14 Ik zal deze witgekalkte muur helemaal afbreken en hij zal op u neerkomen en u verpletteren. Dan zult u erkennen dat Ik de Here ben.
15 Ik zal mijn toorn op die muur koelen en op hen die hem zo mooi hebben beschilderd. Ik zal tegen hen zeggen: “De muur en de schilders zijn verdwenen.”
16 Want deze profeten logen, toen zij beweerden dat er in Jeruzalem vrede zou zijn, terwijl er geen vrede is,’ zegt de Oppermachtige Here.
17 ‘Mensenzoon, spreek u ook uit tegen de vrouwelijke profeten die beweren dat de Here hun boodschappen heeft gegeven.
18 Vertel hun dat de Oppermachtige Here zegt: wee deze vrouwen die de zielen van mijn volk, van jong en oud, misleiden.

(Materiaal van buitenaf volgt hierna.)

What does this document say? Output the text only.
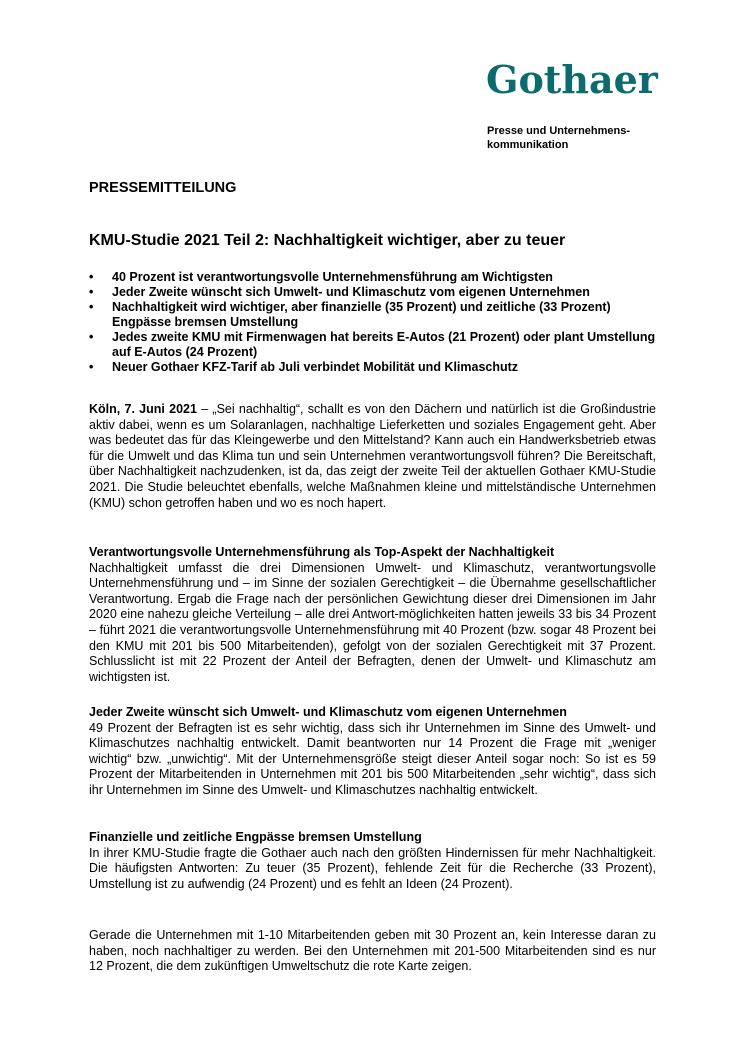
Gothaer
Presse und Unternehmens-
kommunikation
PRESSEMITTEILUNG
KMU-Studie 2021 Teil 2: Nachhaltigkeit wichtiger, aber zu teuer
• 40 Prozent ist verantwortungsvolle Unternehmensführung am Wichtigsten
• Jeder Zweite wünscht sich Umwelt- und Klimaschutz vom eigenen Unternehmen
• Nachhaltigkeit wird wichtiger, aber finanzielle (35 Prozent) und zeitliche (33 Prozent) Engpässe bremsen Umstellung
• Jedes zweite KMU mit Firmenwagen hat bereits E-Autos (21 Prozent) oder plant Umstellung auf E-Autos (24 Prozent)
• Neuer Gothaer KFZ-Tarif ab Juli verbindet Mobilität und Klimaschutz

Köln, 7. Juni 2021 – „Sei nachhaltig“, schallt es von den Dächern und natürlich ist die Großindustrie aktiv dabei, wenn es um Solaranlagen, nachhaltige Lieferketten und soziales Engagement geht. Aber was bedeutet das für das Kleingewerbe und den Mittelstand? Kann auch ein Handwerksbetrieb etwas für die Umwelt und das Klima tun und sein Unternehmen verantwortungsvoll führen? Die Bereitschaft, über Nachhaltigkeit nachzudenken, ist da, das zeigt der zweite Teil der aktuellen Gothaer KMU-Studie 2021. Die Studie beleuchtet ebenfalls, welche Maßnahmen kleine und mittelständische Unternehmen (KMU) schon getroffen haben und wo es noch hapert.

Verantwortungsvolle Unternehmensführung als Top-Aspekt der Nachhaltigkeit

Nachhaltigkeit umfasst die drei Dimensionen Umwelt- und Klimaschutz, verantwortungsvolle Unternehmensführung und – im Sinne der sozialen Gerechtigkeit – die Übernahme gesellschaftlicher Verantwortung. Ergab die Frage nach der persönlichen Gewichtung dieser drei Dimensionen im Jahr 2020 eine nahezu gleiche Verteilung – alle drei Antwort-möglichkeiten hatten jeweils 33 bis 34 Prozent – führt 2021 die verantwortungsvolle Unternehmensführung mit 40 Prozent (bzw. sogar 48 Prozent bei den KMU mit 201 bis 500 Mitarbeitenden), gefolgt von der sozialen Gerechtigkeit mit 37 Prozent. Schlusslicht ist mit 22 Prozent der Anteil der Befragten, denen der Umwelt- und Klimaschutz am wichtigsten ist.

Jeder Zweite wünscht sich Umwelt- und Klimaschutz vom eigenen Unternehmen

49 Prozent der Befragten ist es sehr wichtig, dass sich ihr Unternehmen im Sinne des Umwelt- und Klimaschutzes nachhaltig entwickelt. Damit beantworten nur 14 Prozent die Frage mit „weniger wichtig“ bzw. „unwichtig“. Mit der Unternehmensgröße steigt dieser Anteil sogar noch: So ist es 59 Prozent der Mitarbeitenden in Unternehmen mit 201 bis 500 Mitarbeitenden „sehr wichtig“, dass sich ihr Unternehmen im Sinne des Umwelt- und Klimaschutzes nachhaltig entwickelt.

Finanzielle und zeitliche Engpässe bremsen Umstellung

In ihrer KMU-Studie fragte die Gothaer auch nach den größten Hindernissen für mehr Nachhaltigkeit. Die häufigsten Antworten: Zu teuer (35 Prozent), fehlende Zeit für die Recherche (33 Prozent), Umstellung ist zu aufwendig (24 Prozent) und es fehlt an Ideen (24 Prozent).

Gerade die Unternehmen mit 1-10 Mitarbeitenden geben mit 30 Prozent an, kein Interesse daran zu haben, noch nachhaltiger zu werden. Bei den Unternehmen mit 201-500 Mitarbeitenden sind es nur 12 Prozent, die dem zukünftigen Umweltschutz die rote Karte zeigen.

Zij doen magische banden om hun polsen, hullen zich in sluiers en proberen zielen te winnen. De zielen van mijn volk vangt u om uw eigen ziel in leven te houden.
19 In ruil voor enkele handenvol gerst of een stuk brood wilt u mijn volk van Mij weglokken? U hebt hen die helemaal niet moesten sterven, de dood ingejaagd! En door tegen mijn volk te liegen, hebt u hen in leven gehouden die niet zouden moeten leven. En mijn volk luistert er ook nog naar!
20 Daarom zegt de Here: Ik zal u verpletteren omdat u op de zielen van mijn volk jaagt met al uw magische voorwerpen. Ik zal die magische banden van uw armen rukken en mijn volk de vrijheid geven, als vogels die in een kooi zitten opgesloten.